In 2010, Dr. Lewis Gross, also known as the Holistic Dancing Dentist, wrote a book called Montauk Tango that’s based in Montauk, New York. This fictional story follows Lewis and Tracy as they relocate from a post-9/11 New York City to their summer home in Montauk and open a restaurant. Montauk has been the setting of some of the most beloved stories, but many gloss over a bizarre event that happened in 2008.
The Montauk Monster
In July of 2008, an unidentified creature washed up on the beach near the business district of Montauk.
The story was originally publicized in The Independent, a local newspaper, which stated that a 26-year-old woman and three friends found the carcass of the creature while looking for a place to sit and enjoy the afternoon on the beach. A black and white photograph of the creature ran alongside the article, which speculated that the “animal” might be some kind of turtle or a mutant experiment from the Plum Island Animal Disease Center. It was also noted that Larry Penny, the East Hampton Natural Resources Director, had concluded that it was a raccoon that was missing its upper jaw.

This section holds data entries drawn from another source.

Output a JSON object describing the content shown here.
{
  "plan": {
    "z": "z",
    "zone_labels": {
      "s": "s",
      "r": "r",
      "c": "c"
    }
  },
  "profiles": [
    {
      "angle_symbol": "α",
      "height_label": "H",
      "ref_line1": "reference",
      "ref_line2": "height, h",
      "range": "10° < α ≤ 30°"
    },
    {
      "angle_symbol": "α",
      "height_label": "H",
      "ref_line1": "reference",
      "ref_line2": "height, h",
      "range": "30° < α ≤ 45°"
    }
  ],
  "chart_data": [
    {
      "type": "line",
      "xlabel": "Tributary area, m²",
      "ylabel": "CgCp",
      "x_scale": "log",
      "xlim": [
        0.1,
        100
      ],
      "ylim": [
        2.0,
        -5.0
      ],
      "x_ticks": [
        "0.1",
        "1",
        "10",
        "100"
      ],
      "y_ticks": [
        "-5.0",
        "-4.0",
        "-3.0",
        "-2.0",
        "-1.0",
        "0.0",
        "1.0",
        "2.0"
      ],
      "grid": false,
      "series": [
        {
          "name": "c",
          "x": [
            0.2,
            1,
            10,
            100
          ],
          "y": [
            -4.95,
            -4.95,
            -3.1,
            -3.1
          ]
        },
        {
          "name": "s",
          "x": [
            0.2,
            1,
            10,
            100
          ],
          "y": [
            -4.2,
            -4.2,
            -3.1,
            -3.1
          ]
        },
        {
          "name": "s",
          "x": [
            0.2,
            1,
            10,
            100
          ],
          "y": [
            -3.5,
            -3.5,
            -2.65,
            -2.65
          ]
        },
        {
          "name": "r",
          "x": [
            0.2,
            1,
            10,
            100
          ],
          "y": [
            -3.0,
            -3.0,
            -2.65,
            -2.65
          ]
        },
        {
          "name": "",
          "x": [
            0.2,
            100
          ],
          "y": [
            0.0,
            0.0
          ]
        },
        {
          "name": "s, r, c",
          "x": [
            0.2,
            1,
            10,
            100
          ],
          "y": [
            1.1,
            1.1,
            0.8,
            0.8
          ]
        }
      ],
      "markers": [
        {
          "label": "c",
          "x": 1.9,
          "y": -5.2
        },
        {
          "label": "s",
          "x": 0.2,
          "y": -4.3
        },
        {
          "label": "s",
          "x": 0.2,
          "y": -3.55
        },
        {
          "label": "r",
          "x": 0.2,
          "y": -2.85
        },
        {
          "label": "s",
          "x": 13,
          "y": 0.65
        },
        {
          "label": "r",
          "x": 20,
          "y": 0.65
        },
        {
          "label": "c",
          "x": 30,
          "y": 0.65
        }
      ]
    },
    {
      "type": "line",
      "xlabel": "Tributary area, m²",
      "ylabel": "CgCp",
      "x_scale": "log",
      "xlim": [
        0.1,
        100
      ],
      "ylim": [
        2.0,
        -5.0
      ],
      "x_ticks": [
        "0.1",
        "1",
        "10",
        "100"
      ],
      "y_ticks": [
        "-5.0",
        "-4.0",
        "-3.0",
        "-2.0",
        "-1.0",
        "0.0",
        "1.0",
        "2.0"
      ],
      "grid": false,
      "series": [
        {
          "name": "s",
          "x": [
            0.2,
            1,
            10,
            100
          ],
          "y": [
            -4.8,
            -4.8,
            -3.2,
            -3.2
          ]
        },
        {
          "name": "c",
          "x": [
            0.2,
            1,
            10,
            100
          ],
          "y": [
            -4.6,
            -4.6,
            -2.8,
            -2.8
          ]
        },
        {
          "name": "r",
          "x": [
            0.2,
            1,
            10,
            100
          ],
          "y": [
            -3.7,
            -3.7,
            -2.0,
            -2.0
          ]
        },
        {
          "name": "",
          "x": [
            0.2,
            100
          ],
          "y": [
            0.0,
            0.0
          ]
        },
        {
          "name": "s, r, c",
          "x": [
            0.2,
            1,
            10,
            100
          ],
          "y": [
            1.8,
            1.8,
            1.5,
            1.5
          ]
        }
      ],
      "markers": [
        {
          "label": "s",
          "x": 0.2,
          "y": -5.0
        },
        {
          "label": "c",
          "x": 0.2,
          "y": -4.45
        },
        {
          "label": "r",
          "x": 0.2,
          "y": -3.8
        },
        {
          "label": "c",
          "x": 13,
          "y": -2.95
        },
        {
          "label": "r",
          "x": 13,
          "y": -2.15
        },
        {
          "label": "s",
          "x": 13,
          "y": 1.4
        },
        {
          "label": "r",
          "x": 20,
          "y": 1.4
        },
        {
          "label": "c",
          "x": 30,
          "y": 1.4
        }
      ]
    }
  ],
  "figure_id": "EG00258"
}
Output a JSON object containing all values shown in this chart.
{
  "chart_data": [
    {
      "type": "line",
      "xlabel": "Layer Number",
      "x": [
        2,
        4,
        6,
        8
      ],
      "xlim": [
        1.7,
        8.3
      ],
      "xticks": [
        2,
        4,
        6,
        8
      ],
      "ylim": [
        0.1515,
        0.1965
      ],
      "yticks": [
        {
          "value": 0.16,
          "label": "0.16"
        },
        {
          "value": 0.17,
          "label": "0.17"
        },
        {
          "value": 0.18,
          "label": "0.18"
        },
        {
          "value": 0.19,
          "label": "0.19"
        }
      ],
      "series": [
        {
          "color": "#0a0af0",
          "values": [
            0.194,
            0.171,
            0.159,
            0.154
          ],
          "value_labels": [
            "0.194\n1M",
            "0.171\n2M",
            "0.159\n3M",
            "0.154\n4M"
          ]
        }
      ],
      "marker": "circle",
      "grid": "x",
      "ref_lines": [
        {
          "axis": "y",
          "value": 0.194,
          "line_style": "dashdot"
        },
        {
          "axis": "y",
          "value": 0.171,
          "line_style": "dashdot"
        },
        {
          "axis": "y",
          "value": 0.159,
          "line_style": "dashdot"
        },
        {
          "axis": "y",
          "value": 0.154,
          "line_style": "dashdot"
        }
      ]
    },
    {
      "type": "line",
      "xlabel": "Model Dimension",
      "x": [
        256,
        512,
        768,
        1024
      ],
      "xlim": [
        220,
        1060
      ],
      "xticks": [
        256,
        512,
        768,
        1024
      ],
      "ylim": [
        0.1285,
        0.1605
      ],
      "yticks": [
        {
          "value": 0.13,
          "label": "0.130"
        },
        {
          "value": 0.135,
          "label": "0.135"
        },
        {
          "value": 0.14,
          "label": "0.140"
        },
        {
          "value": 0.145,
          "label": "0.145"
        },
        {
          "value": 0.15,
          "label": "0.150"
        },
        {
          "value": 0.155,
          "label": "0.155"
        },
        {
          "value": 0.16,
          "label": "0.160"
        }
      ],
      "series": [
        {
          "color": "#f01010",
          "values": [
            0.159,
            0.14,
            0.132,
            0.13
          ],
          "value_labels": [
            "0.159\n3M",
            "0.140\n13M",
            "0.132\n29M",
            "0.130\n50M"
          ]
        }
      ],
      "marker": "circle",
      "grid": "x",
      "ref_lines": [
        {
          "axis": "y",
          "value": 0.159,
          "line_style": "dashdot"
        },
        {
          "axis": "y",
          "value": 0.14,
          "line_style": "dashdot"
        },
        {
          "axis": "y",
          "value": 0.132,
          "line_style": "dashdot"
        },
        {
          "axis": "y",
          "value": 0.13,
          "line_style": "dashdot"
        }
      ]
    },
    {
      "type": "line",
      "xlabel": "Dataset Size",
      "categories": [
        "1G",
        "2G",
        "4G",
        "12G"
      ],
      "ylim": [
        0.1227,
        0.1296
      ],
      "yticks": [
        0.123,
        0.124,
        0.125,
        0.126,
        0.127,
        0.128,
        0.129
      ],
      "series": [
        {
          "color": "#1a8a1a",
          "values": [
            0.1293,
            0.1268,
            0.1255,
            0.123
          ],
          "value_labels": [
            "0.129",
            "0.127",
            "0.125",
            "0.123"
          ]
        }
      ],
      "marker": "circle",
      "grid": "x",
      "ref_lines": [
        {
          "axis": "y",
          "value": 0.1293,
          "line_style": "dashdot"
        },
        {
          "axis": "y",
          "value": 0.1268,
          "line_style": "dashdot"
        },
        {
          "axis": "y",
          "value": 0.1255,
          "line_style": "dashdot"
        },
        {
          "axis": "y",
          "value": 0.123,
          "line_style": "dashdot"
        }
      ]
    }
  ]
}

Several theories about the nature of the creature were thrown around, but the carcass was promptly removed from the site where it was found. Within days of the discovery, the name “Montauk Monster” was coined and searched globally on the Internet.
Many Theories, but No Answers
Snopes.com has listed the Montauk Monster as an urban legend, and the case has been featured on television shows, including Jesse Ventura’s Conspiracy Theory and Ancient Aliens. Still, no proof exists to reveal what the creature was and where it came from.
Some scientists think the creature was a sea turtle, a rodent, a canine, or a sheep, but there are flaws in each one of those theories. At this point, more proof points to the creature being a raccoon than anything else, but, as with most urban legends, it’s likely that the world will never know the truth.
So, what does this have to do with Dr. Lewis Gross’ book? Well, the Montauk Monster story is one of Montauk’s most recent claims to fame, and it may just be discussed within the pages of the novel.